Fabiana e seu vestido preto.


Certo dia estava deitado no meu sofá, de ressaca e óculos escuros, quando alguém bateu a porta. Levantei com muito esforço e fui até a porta. Meu apartamento era pequeno, sujo e com um cheiro de mofo, cerveja e cigarro bastante característicos. Aquele era um ótimo apartamento. Em frente havia um bar, e logo em seguida outros surgiram por perto. Eu evitava sair de manha na rua. Costumava sair no fim da tarde para resolver todos os problemas antes de começar a trabalhar como segurança do Teatro da cidade. Era um trabalho fácil. E era a noite.
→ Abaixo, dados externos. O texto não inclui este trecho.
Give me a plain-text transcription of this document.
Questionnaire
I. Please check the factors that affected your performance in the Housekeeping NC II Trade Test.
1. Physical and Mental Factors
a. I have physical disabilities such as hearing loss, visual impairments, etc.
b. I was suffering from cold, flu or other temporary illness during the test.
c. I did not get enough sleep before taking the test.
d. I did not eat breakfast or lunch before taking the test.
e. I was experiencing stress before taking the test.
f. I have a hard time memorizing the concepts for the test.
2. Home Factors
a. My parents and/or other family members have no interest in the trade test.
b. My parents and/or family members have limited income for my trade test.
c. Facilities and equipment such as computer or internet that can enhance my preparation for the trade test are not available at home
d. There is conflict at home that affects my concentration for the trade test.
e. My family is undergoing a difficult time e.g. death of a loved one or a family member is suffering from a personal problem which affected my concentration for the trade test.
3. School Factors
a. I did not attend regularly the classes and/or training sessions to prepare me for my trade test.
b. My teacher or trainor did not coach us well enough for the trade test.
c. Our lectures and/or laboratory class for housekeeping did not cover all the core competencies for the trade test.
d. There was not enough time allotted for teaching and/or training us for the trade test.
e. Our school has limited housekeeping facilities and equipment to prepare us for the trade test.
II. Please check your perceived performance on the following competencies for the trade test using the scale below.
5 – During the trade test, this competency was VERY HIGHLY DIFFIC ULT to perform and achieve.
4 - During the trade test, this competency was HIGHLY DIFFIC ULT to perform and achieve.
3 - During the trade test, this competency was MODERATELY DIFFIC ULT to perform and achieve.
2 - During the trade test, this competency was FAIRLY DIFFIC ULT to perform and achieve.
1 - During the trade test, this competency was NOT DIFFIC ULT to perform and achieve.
Cheguei até a porta. Abri. Era a Fabiana Keller. Vestida para morrer num mini vestido preto, com um belo decote com uma maquiada exagerada. Ela nunca vinha até o meu apartamento, muito menos éramos amigos. Quando você passa muito tempo em casa e não conversa bastante com as pessoas, conseqüentemente, as noticias sempre chegam com atraso até você.
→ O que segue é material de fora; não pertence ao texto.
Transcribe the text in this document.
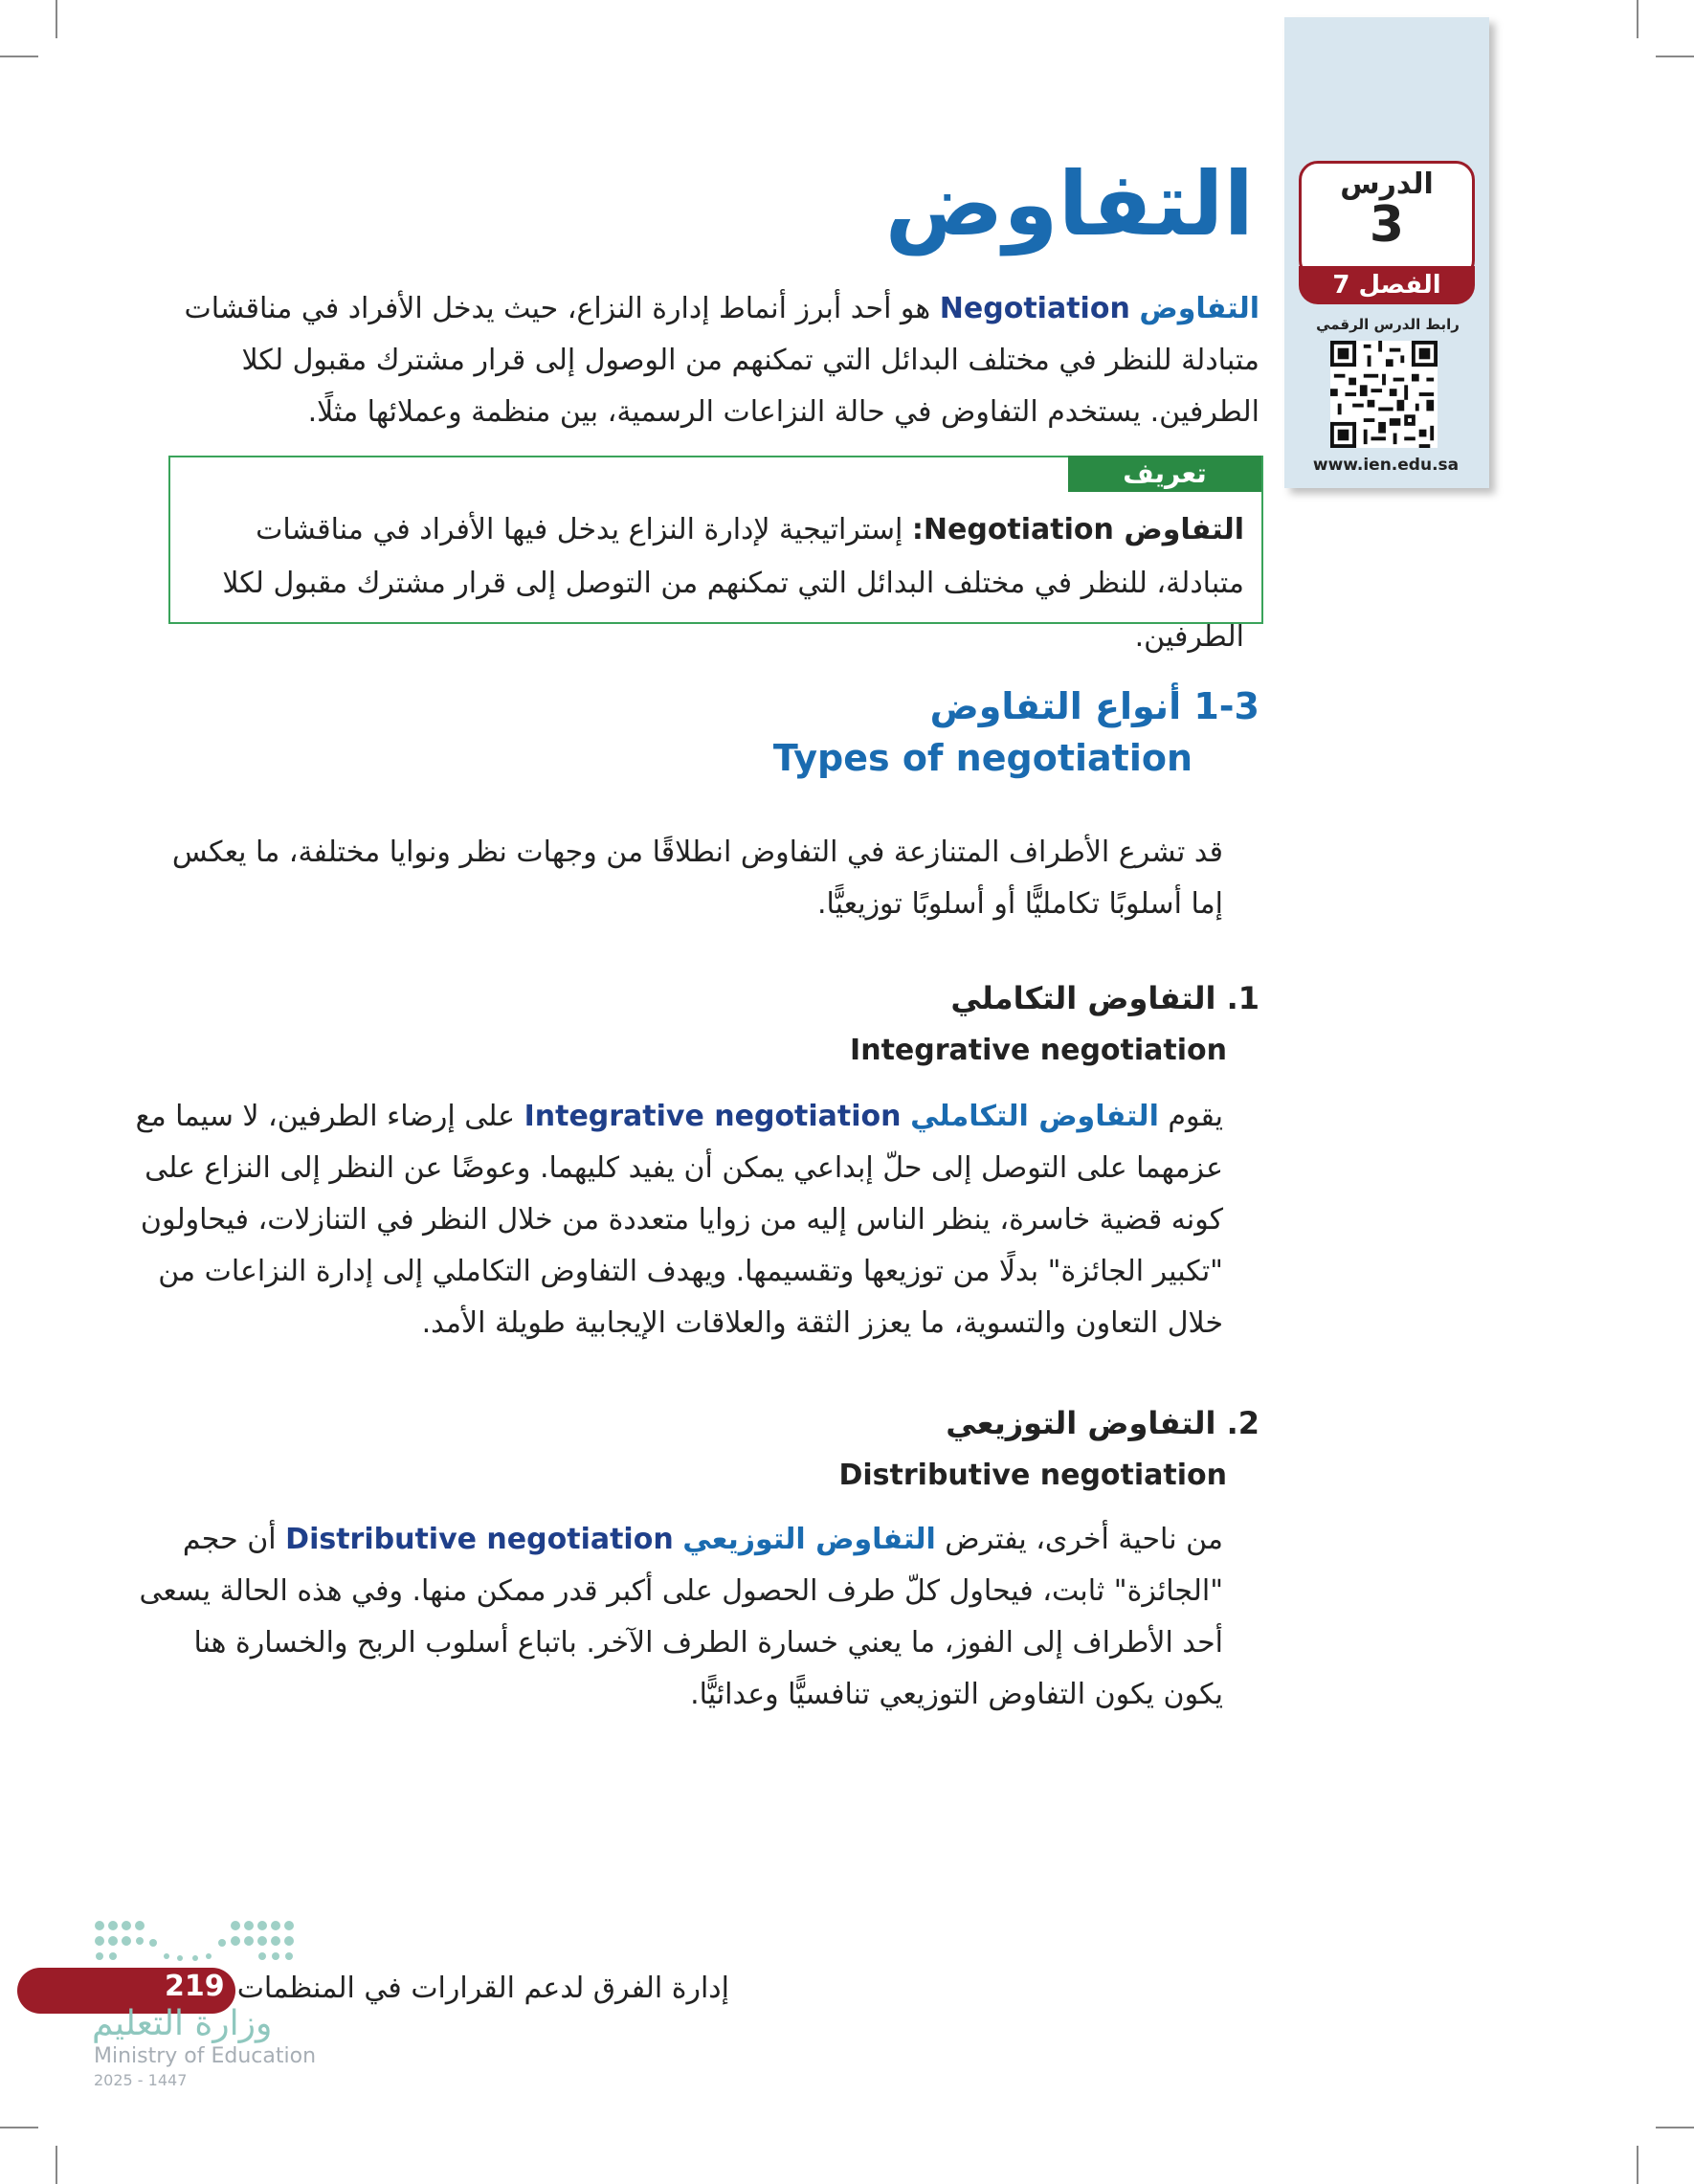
الدرس
3
الفصل 7
رابط الدرس الرقمي
www.ien.edu.sa
التفاوض
التفاوض Negotiation هو أحد أبرز أنماط إدارة النزاع، حيث يدخل الأفراد في مناقشات متبادلة للنظر في مختلف البدائل التي تمكنهم من الوصول إلى قرار مشترك مقبول لكلا الطرفين. يستخدم التفاوض في حالة النزاعات الرسمية، بين منظمة وعملائها مثلًا.
تعريف
التفاوض Negotiation: إستراتيجية لإدارة النزاع يدخل فيها الأفراد في مناقشات متبادلة، للنظر في مختلف البدائل التي تمكنهم من التوصل إلى قرار مشترك مقبول لكلا الطرفين.
1-3 أنواع التفاوض
Types of negotiation
قد تشرع الأطراف المتنازعة في التفاوض انطلاقًا من وجهات نظر ونوايا مختلفة، ما يعكس إما أسلوبًا تكامليًّا أو أسلوبًا توزيعيًّا.
1. التفاوض التكاملي
Integrative negotiation
يقوم التفاوض التكاملي Integrative negotiation على إرضاء الطرفين، لا سيما مع عزمهما على التوصل إلى حلّ إبداعي يمكن أن يفيد كليهما. وعوضًا عن النظر إلى النزاع على كونه قضية خاسرة، ينظر الناس إليه من زوايا متعددة من خلال النظر في التنازلات، فيحاولون "تكبير الجائزة" بدلًا من توزيعها وتقسيمها. ويهدف التفاوض التكاملي إلى إدارة النزاعات من خلال التعاون والتسوية، ما يعزز الثقة والعلاقات الإيجابية طويلة الأمد.
2. التفاوض التوزيعي
Distributive negotiation
من ناحية أخرى، يفترض التفاوض التوزيعي Distributive negotiation أن حجم "الجائزة" ثابت، فيحاول كلّ طرف الحصول على أكبر قدر ممكن منها. وفي هذه الحالة يسعى أحد الأطراف إلى الفوز، ما يعني خسارة الطرف الآخر. باتباع أسلوب الربح والخسارة هنا يكون يكون التفاوض التوزيعي تنافسيًّا وعدائيًّا.
219 إدارة الفرق لدعم القرارات في المنظمات
وزارة التعليم
Ministry of Education
2025 - 1447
-você ainda está assim?!- Ela falou
 - Sim – respondi.
- Não acredito que você não vai ao funeral do Sr. Marco
- Não. Tenho umas cervejas e uma garrafa de vinho para tomar antes de começar o serviço, então ficarei por aqui mesmo. – O Sr. Marco tinha 97 anos e já estava no hospital a algum tempo devido a uma pneumonia. Eu sabia que ele não escaparia, mas não sabia que seria tão rápido.
- Porque você não vai? É o marco porra
- Já disse que estou ocupado. Ele era um cara legal, já estava na hora. Acontece. Quer uma cerveja?
- Aceito.

Fabiana entrou no meu apartamento e por um segundo, apenas um segundo, senti-me envergonhado de morar como um animal. Qual mulher pensa em dormir com um cara que mora num amontoado de lixo e garrafas vazias? De qualquer modo, ela sentou no sofá enquanto fui até a cozinha buscar algumas Skol em lata que estavam estupidamente geladas.
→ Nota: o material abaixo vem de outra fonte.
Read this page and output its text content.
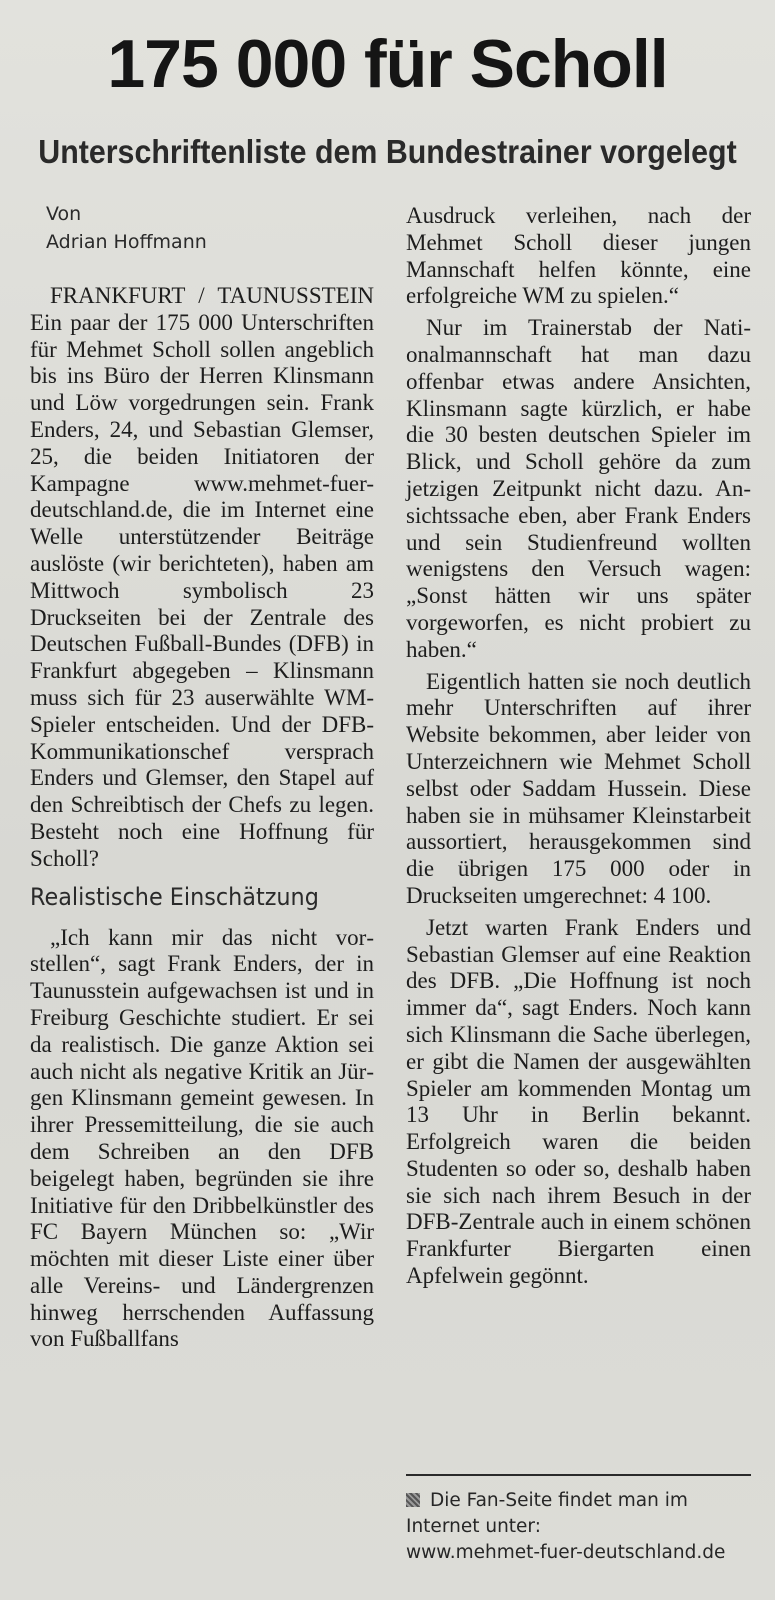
175 000 für Scholl
Unterschriftenliste dem Bundestrainer vorgelegt
Von
Adrian Hoffmann

FRANKFURT / TAUNUSSTEIN Ein paar der 175 000 Unterschriften für Mehmet Scholl sollen angeblich bis ins Büro der Herren Klinsmann und Löw vorgedrungen sein. Frank Enders, 24, und Sebastian Glemser, 25, die beiden Initiatoren der Kampagne www.mehmet-fuer-deutschland.de, die im Internet eine Welle unterstützender Beiträge auslöste (wir berichteten), haben am Mittwoch symbolisch 23 Druckseiten bei der Zentrale des Deutschen Fußball-Bundes (DFB) in Frankfurt abgegeben – Klinsmann muss sich für 23 auserwählte WM-Spieler entscheiden. Und der DFB-Kommunikationschef versprach Enders und Glemser, den Stapel auf den Schreibtisch der Chefs zu legen. Besteht noch eine Hoffnung für Scholl?

Realistische Einschätzung

„Ich kann mir das nicht vorstellen“, sagt Frank Enders, der in Taunusstein aufgewachsen ist und in Freiburg Geschichte studiert. Er sei da realistisch. Die ganze Aktion sei auch nicht als negative Kritik an Jürgen Klinsmann gemeint gewesen. In ihrer Pressemitteilung, die sie auch dem Schreiben an den DFB beigelegt haben, begründen sie ihre Initiative für den Dribbelkünstler des FC Bayern München so: „Wir möchten mit dieser Liste einer über alle Vereins- und Ländergrenzen hinweg herrschenden Auffassung von Fußballfans

Ausdruck verleihen, nach der Mehmet Scholl dieser jungen Mannschaft helfen könnte, eine erfolgreiche WM zu spielen.“

Nur im Trainerstab der Nationalmannschaft hat man dazu offenbar etwas andere Ansichten, Klinsmann sagte kürzlich, er habe die 30 besten deutschen Spieler im Blick, und Scholl gehöre da zum jetzigen Zeitpunkt nicht dazu. Ansichtssache eben, aber Frank Enders und sein Studienfreund wollten wenigstens den Versuch wagen: „Sonst hätten wir uns später vorgeworfen, es nicht probiert zu haben.“

Eigentlich hatten sie noch deutlich mehr Unterschriften auf ihrer Website bekommen, aber leider von Unterzeichnern wie Mehmet Scholl selbst oder Saddam Hussein. Diese haben sie in mühsamer Kleinstarbeit aussortiert, herausgekommen sind die übrigen 175 000 oder in Druckseiten umgerechnet: 4 100.

Jetzt warten Frank Enders und Sebastian Glemser auf eine Reaktion des DFB. „Die Hoffnung ist noch immer da“, sagt Enders. Noch kann sich Klinsmann die Sache überlegen, er gibt die Namen der ausgewählten Spieler am kommenden Montag um 13 Uhr in Berlin bekannt. Erfolgreich waren die beiden Studenten so oder so, deshalb haben sie sich nach ihrem Besuch in der DFB-Zentrale auch in einem schönen Frankfurter Biergarten einen Apfelwein gegönnt.

Die Fan-Seite findet man im
Internet unter:
www.mehmet-fuer-deutschland.de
- Então, porque você veio aqui? – Disse, enquanto entregava uma das cervejas a garota e abria a minha –
- Achei que você precisava saber – Ela respondeu
- Entendo. Já colocaram um substituto no lugar dele?
- Sim. Ele vai ficar na bilheteria
- Entendo. É assim que funciona geralmente
- É..

Depois disso ficamos apenas nos olhando e bebendo nossas cervejas. Fabiana era uma ótima atriz que geralmente se apresentava no teatro. Ela interpretava uma louca numa peça recente que se tornou popular até pouco tempo atrás e, apesar de parecer um papel difícil, não era tão duro para Fabiana mostrar um pouco de sua loucura ao publico. Um dia, observando-a enquanto a peça estava seguindo, fiquei sem palavras para descrever sua atuação. Sem duvida, ela foi perfeita. Gritos, devaneios, o rosto, o olhar, o cabelo. Ela era, definitivamente, uma mulher louca. Eu só precisava saber que tipo de loucura ela gostava de fazer.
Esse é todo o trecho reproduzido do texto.